U nas popularność zajęcy z czekolady jest mniejsza, choć w ostatnich latach wzrosła. Mają poważnych konkurentów w postaci kurczaczków, baranków czy mazurków. Jednak nawet w tej koalicji nie są w stanie zagrozić Świętemu Mikołajowi. Przeciętnie, jak wynika z badań opinii publicznej, polska rodzina na Wielkanoc wydaje ok. 400 zł. Tymczasem na Boże Narodzenie jest to kwota przynajmniej trzy razy większa. Na ostatnią Gwiazdkę polskie gospodarstwo domowe przeznaczyło, według raportu firmy doradczej Deloitte, średnio ok. 1,3 tys. zł. Skąd ta ogromna różnica? Wydatki na jedzenie są porównywalne, choć oczywiście potrawy na wigilijnym i wielkanocnym stole mocno się od siebie różnią.

Większe obroty

Na prezenty wielkanocne aż cztery piąte Polaków wydaje najwyżej 100 zł, a zaledwie co pięćdziesiąty powyżej 300 zł – wynika z ubiegłorocznych badań przeprowadzonych przez centrum handlowe Silesia City Center. Co więcej, aż trzy czwarte ankietowanych obdarowuje na Wielkanoc wyłącznie dzieci, a 12 proc. nie kupuje z tej okazji żadnych prezentów. Nic dziwnego, że choć z religijnego punktu widzenia Wielkanoc jest znacznie ważniejsza od Bożego Narodzenia, to dla handlowców kolejność jest odwrotna.

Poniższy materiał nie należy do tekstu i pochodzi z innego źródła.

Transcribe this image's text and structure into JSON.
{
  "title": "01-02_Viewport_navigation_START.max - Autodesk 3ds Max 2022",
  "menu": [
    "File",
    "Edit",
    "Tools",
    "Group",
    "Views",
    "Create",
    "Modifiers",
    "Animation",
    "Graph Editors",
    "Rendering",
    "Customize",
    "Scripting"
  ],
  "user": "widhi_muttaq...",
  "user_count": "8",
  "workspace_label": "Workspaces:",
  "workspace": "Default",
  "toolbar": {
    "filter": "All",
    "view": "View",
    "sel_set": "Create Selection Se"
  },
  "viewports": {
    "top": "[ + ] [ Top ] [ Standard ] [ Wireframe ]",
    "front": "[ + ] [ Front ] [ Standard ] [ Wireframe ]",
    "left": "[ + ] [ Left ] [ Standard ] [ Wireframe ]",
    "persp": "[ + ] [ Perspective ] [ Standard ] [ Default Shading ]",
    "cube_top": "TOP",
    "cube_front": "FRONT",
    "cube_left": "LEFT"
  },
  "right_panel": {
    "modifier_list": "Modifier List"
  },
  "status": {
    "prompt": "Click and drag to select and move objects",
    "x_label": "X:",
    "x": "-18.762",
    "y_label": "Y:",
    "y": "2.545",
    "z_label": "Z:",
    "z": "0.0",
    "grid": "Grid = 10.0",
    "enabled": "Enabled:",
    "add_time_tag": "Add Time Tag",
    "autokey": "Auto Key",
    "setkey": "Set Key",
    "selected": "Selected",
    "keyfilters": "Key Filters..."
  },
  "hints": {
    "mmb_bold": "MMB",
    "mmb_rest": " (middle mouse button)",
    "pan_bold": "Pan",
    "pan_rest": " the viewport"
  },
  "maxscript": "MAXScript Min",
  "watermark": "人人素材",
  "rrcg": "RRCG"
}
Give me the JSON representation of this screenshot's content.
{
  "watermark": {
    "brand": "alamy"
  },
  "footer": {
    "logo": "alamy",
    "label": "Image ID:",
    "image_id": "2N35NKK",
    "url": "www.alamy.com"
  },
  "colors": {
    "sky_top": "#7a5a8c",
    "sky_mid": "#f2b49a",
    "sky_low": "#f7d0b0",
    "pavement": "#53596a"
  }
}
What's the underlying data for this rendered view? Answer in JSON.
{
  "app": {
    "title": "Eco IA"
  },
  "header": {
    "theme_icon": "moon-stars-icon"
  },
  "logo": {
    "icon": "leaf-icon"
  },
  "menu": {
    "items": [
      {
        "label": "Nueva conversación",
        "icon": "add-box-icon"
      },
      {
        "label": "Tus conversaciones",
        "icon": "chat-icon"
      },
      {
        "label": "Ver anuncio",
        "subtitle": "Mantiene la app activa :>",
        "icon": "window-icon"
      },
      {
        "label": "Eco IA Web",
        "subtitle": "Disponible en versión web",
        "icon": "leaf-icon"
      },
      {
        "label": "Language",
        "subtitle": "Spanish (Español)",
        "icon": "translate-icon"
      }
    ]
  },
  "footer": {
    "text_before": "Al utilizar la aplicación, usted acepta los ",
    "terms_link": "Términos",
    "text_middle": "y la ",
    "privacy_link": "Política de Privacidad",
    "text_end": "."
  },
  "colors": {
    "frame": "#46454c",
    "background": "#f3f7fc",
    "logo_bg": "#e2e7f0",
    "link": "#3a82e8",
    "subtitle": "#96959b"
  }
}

Znacznie większe wydatki na Boże Narodzenie, sięgające w Polsce ponad 20 mld zł, łatwiej też sfinansować. Pod koniec roku wiele firm wręcza pracownikom nagrody i świąteczne dodatki, a znacznie mniej przedsiębiorstw premiuje w ten sposób załogę przed Wielkanocą. Komu nie starcza na wystawną kolację wigilijną, ten ma do wyboru liczne oferty banków, które prześcigają się w świątecznych kredytach z Mikołajem w tle. Przed Wielkanocą podobnych kampanii reklamowych jest mniej. Poza tym bożonarodzeniowa gorączka zakupów trwa ponad miesiąc, a sieci handlowe do ofensywy przystępują już na początku listopada. W przypadku Wielkanocy koncernom nie udało się skłonić Polaków do tak długiego buszowania po sklepach. Większe zakupy dotyczą głównie Wielkiego Tygodnia.

Nie znaczy to, że nadchodzący okres jest bez znaczenia dla handlowców. Zwłaszcza ci sprzedający żywność zawsze mogą liczyć na większe obroty. Na tegoroczną Wielkanoc Polacy wydadzą prawdopodobnie tyle co na poprzednią, czyli ok. 11–12 mld zł. Na większych zakupach skorzystają zwłaszcza dyskonty i supermarkety, już dużo mniej sklepy osiedlowe. Tegoroczna Wielkanoc, w roku ostrego spowolnienia gospodarczego, nie będzie handlowym eldorado, chociaż prawdopodobnie nie powtórzy się sytuacja z ostatniego Bożego Narodzenia. W grudniu 2012 r. sprzedaż detaliczna spadła aż o 3 proc., co oznaczało, po raz pierwszy od wielu lat, święta wyraźnie skromniejsze od poprzednich. Był to prawdziwy szok dla handlowców, przyzwyczajonych do bożonarodzeniowych żniw.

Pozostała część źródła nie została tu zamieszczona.